Lapid is literally demanding Orthodox Jews join the failed army so they can be killed and their families can be bereaved.
That’s the takeaway from October 7. Not that the entire leadership must be held accountable. Not that the IDF is no longer worthy of our trust and support. That Yeshiva students should be forced to join the army that failed to protect our people — by design — so they can be killed too.
It’s not just fair; it’s their moral duty after October 7.
As far as I know, Lapid hasn’t gotten any knocks on the door at 4 AM.
Here’s what his Wikipedia page says about his own “service”:
Lapid spent most of his mandatory military service in the Israel Defense Forces as a military correspondent for the IDF's weekly newspaper, Bamahane ("In the base camp"). He has given different versions of how he began his service in the IDF before being transferred to Bamahane, alternatively claiming to have begun his service in the Armored Corps until he was transferred after suffering an asthma attack due to a smoke grenade and to have started his service in the Israeli Air Defense Command before being pulled out due to suffering an asthma attack from dust and haze during basic training.
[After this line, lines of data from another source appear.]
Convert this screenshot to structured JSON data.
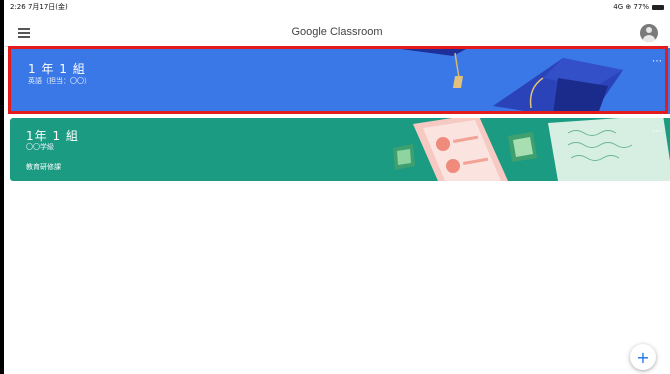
{
  "status_bar": {
    "left": "2:26 7月17日(金)",
    "right": "4G ⊕ 77%"
  },
  "app_bar": {
    "title": "Google Classroom",
    "menu_icon": "hamburger-menu-icon",
    "avatar_icon": "account-avatar-icon"
  },
  "classes": [
    {
      "name": "1 年 1 組",
      "subtitle": "英語（担当：〇〇）",
      "color": "#3b78e7",
      "more_label": "⋯"
    },
    {
      "name": "1年 1 組",
      "subtitle": "〇〇学級",
      "teacher": "教育研修課",
      "color": "#1a9b82",
      "more_label": "⋯"
    }
  ],
  "highlight_color": "#e31b1b",
  "fab": {
    "label": "+",
    "icon": "plus-icon"
  }
}
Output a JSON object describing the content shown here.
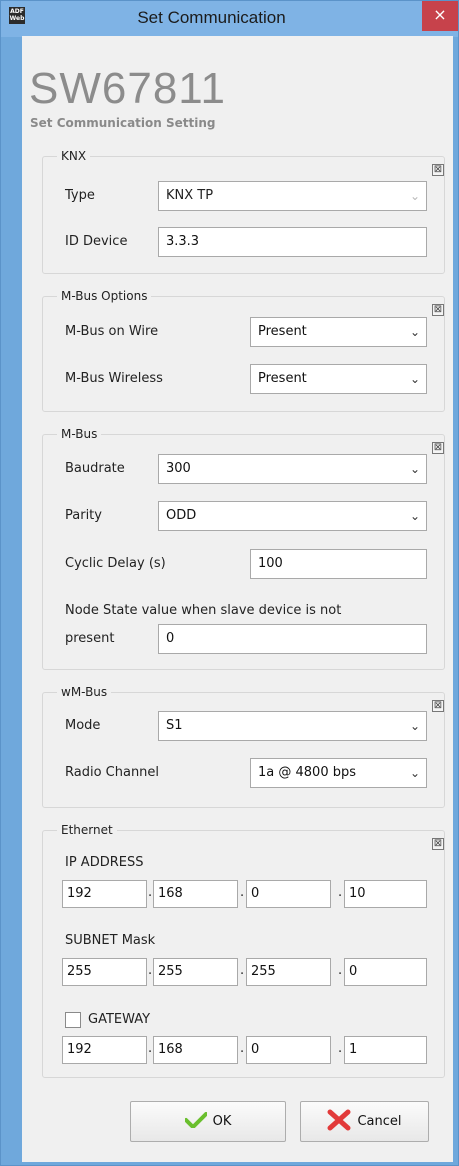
{
  "window": {
    "title": "Set Communication",
    "app_icon_text": "ADF\nWeb",
    "close_glyph": "×"
  },
  "header": {
    "logo": "SW67811",
    "subtitle": "Set Communication Setting"
  },
  "knx": {
    "legend": "KNX",
    "type_label": "Type",
    "type_value": "KNX TP",
    "id_device_label": "ID Device",
    "id_device_value": "3.3.3"
  },
  "mbus_options": {
    "legend": "M-Bus Options",
    "on_wire_label": "M-Bus on Wire",
    "on_wire_value": "Present",
    "wireless_label": "M-Bus Wireless",
    "wireless_value": "Present"
  },
  "mbus": {
    "legend": "M-Bus",
    "baudrate_label": "Baudrate",
    "baudrate_value": "300",
    "parity_label": "Parity",
    "parity_value": "ODD",
    "cyclic_delay_label": "Cyclic Delay (s)",
    "cyclic_delay_value": "100",
    "node_state_label_line1": "Node State value when slave device is not",
    "node_state_label_line2": "present",
    "node_state_value": "0"
  },
  "wmbus": {
    "legend": "wM-Bus",
    "mode_label": "Mode",
    "mode_value": "S1",
    "radio_channel_label": "Radio Channel",
    "radio_channel_value": "1a @ 4800 bps"
  },
  "ethernet": {
    "legend": "Ethernet",
    "ip_label": "IP ADDRESS",
    "ip": [
      "192",
      "168",
      "0",
      "10"
    ],
    "subnet_label": "SUBNET Mask",
    "subnet": [
      "255",
      "255",
      "255",
      "0"
    ],
    "gateway_label": "GATEWAY",
    "gateway_checked": false,
    "gateway": [
      "192",
      "168",
      "0",
      "1"
    ]
  },
  "buttons": {
    "ok": "OK",
    "cancel": "Cancel"
  },
  "glyphs": {
    "collapse": "⊠",
    "chevron": "⌄",
    "octet_sep": "."
  },
  "colors": {
    "titlebar": "#7fb3e5",
    "close": "#c7424b",
    "ok_icon": "#6abf2e",
    "cancel_icon": "#e23a3a"
  }
}
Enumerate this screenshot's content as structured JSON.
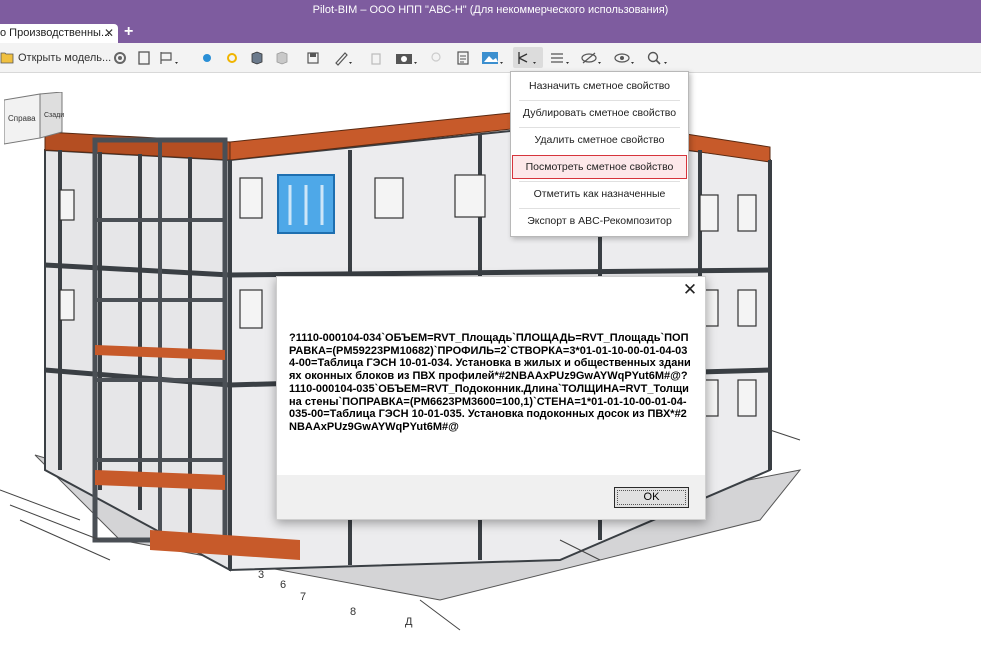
{
  "window": {
    "title": "Pilot-BIM – ООО НПП \"АВС-Н\" (Для некоммерческого использования)"
  },
  "tabs": [
    {
      "label": "о Производственны..."
    }
  ],
  "toolbar": {
    "open_model_label": "Открыть модель...",
    "icons": [
      "folder-icon",
      "gear-icon",
      "frame-icon",
      "flag-icon",
      "blue-dot-icon",
      "yellow-dot-icon",
      "model-icon",
      "model-gray-icon",
      "save-icon",
      "ruler-icon",
      "trash-icon",
      "camera-icon",
      "pin-icon",
      "document-icon",
      "image-icon",
      "estimate-tool-icon",
      "list-icon",
      "hide-icon",
      "eye-icon",
      "search-icon"
    ]
  },
  "dropdown_menu": {
    "items": [
      {
        "label": "Назначить сметное свойство",
        "selected": false
      },
      {
        "label": "Дублировать сметное свойство",
        "selected": false
      },
      {
        "label": "Удалить сметное свойство",
        "selected": false
      },
      {
        "label": "Посмотреть сметное свойство",
        "selected": true
      },
      {
        "label": "Отметить как назначенные",
        "selected": false
      },
      {
        "label": "Экспорт в ABC-Рекомпозитор",
        "selected": false
      }
    ]
  },
  "viewcube": {
    "face_right": "Справа",
    "face_back": "Сзади"
  },
  "dialog": {
    "message": "?1110-000104-034`ОБЪЕМ=RVT_Площадь`ПЛОЩАДЬ=RVT_Площадь`ПОПРАВКА=(PM59223PM10682)`ПРОФИЛЬ=2`СТВОРКА=3*01-01-10-00-01-04-034-00=Таблица ГЭСН 10-01-034. Установка в жилых и общественных зданиях оконных блоков из ПВХ профилей*#2NBAAxPUz9GwAYWqPYut6M#@?1110-000104-035`ОБЪЕМ=RVT_Подоконник.Длина`ТОЛЩИНА=RVT_Толщина стены`ПОПРАВКА=(PM6623PM3600=100,1)`СТЕНА=1*01-01-10-00-01-04-035-00=Таблица ГЭСН 10-01-035. Установка подоконных досок из ПВХ*#2NBAAxPUz9GwAYWqPYut6M#@",
    "ok_label": "OK"
  },
  "colors": {
    "titlebar": "#7e5c9f",
    "selection_border": "#d6343c",
    "roof": "#c75a2a",
    "frame": "#3a3f44",
    "wall": "#e8e8ea",
    "window_glass": "#9bc3e6",
    "selected_window": "#4ea8e8"
  },
  "grid_labels": [
    "3",
    "6",
    "7",
    "8",
    "Д"
  ]
}
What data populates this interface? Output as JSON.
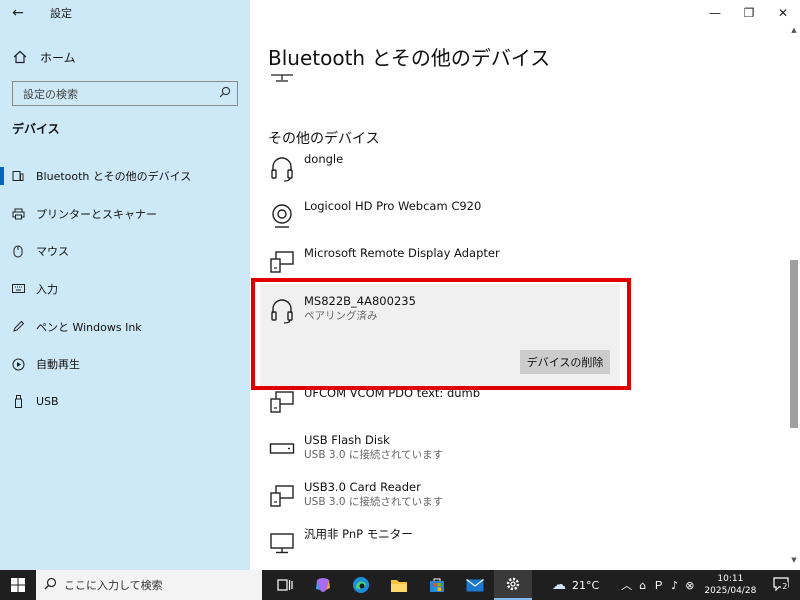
{
  "window": {
    "app_title": "設定",
    "controls": {
      "minimize": "—",
      "maximize": "❐",
      "close": "✕"
    }
  },
  "sidebar": {
    "back_glyph": "←",
    "home_label": "ホーム",
    "search_placeholder": "設定の検索",
    "section_header": "デバイス",
    "items": [
      {
        "label": "Bluetooth とその他のデバイス",
        "icon": "bluetooth-devices-icon",
        "active": true
      },
      {
        "label": "プリンターとスキャナー",
        "icon": "printer-icon"
      },
      {
        "label": "マウス",
        "icon": "mouse-icon"
      },
      {
        "label": "入力",
        "icon": "keyboard-icon"
      },
      {
        "label": "ペンと Windows Ink",
        "icon": "pen-icon"
      },
      {
        "label": "自動再生",
        "icon": "autoplay-icon"
      },
      {
        "label": "USB",
        "icon": "usb-icon"
      }
    ]
  },
  "main": {
    "title": "Bluetooth とその他のデバイス",
    "section_title": "その他のデバイス",
    "devices": [
      {
        "name": "dongle",
        "status": "",
        "icon": "headset-icon"
      },
      {
        "name": "Logicool HD Pro Webcam C920",
        "status": "",
        "icon": "webcam-icon"
      },
      {
        "name": "Microsoft Remote Display Adapter",
        "status": "",
        "icon": "display-adapter-icon"
      },
      {
        "name": "MS822B_4A800235",
        "status": "ペアリング済み",
        "icon": "headset-icon",
        "selected": true,
        "action_label": "デバイスの削除"
      },
      {
        "name": "UFCOM VCOM PDO text: dumb",
        "status": "",
        "icon": "generic-device-icon"
      },
      {
        "name": "USB Flash Disk",
        "status": "USB 3.0 に接続されています",
        "icon": "drive-icon"
      },
      {
        "name": "USB3.0 Card Reader",
        "status": "USB 3.0 に接続されています",
        "icon": "generic-device-icon"
      },
      {
        "name": "汎用非 PnP モニター",
        "status": "",
        "icon": "monitor-icon"
      }
    ]
  },
  "taskbar": {
    "search_placeholder": "ここに入力して検索",
    "weather": "21°C",
    "time": "10:11",
    "date": "2025/04/28",
    "notification_count": "2"
  },
  "colors": {
    "sidebar_bg": "#cde8f7",
    "accent": "#0067c0",
    "highlight": "#e00000",
    "taskbar_bg": "#1f1f1f"
  }
}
The Zionist establishment sure takes care of their own, even when they can’t get their story straight, then sanctimoniously demands we die for them and their agenda.
Sergeant Major (Res.) Ran Hirschorn, a platoon sergeant in the Karmeli Brigade, passed away unexpectedly after collapsing last week due to a stroke, which was followed by a heart attack.
Ran, who was rushed to the hospital in critical condition and was sedated after the stroke, passed away after extensive efforts by doctors to save his life. He was 32 years old, married, and the father of two. After his death, his family, in accordance with his wishes, decided to donate his organs.
First of all, once again, they can’t get their story straight. He died suddenly of a stroke, but later had a heart attack, and then died in the hospital after “extensive efforts by doctors”, and the organ removal was most definitely not what actually finished him off.
I’m old enough to remember when healthy 32-year-olds didn’t have strokes followed by heart attacks.
If the Erev Rav don’t get them killed in orchestrated suicide missions they have other ways.
Finally, there’s this:
This will be great for the Jews. They couldn’t find anyone else...
Surely just a coincidence.



1 comment:
(Note that the Gruenbaum "quote" is referenced to an anti-Semitic website. )
1) Years ago I investigated these quotation to verify them. It turns out that shock is diluted when you read the quote in context. The cow quotation was made in 1938 and was not about rescue from the Holocaust. The claim that it was made in the 1940s is not true, perhaps due to conflating it with the other quotations. (Would we be alarmed if Smotrich said "Is one home in E1 worth an entire block in Boro Park?")
2) The other quotation is also provided without context. Gruenbaum was pessimistic that anything could be done, and felt that the attempt at rescue was futile. But here's the real dishonesty of the quotation: Gruenbaum's pessimism was rejected by his Zionist colleagues. So the quotation does not represent Zionist attitudes at the time.
Do some research. Source the quotations carefully and in full context. Unfortunately, it's must harder today to find the source materials because the "myths" concerning these quotations have taken a life of their own.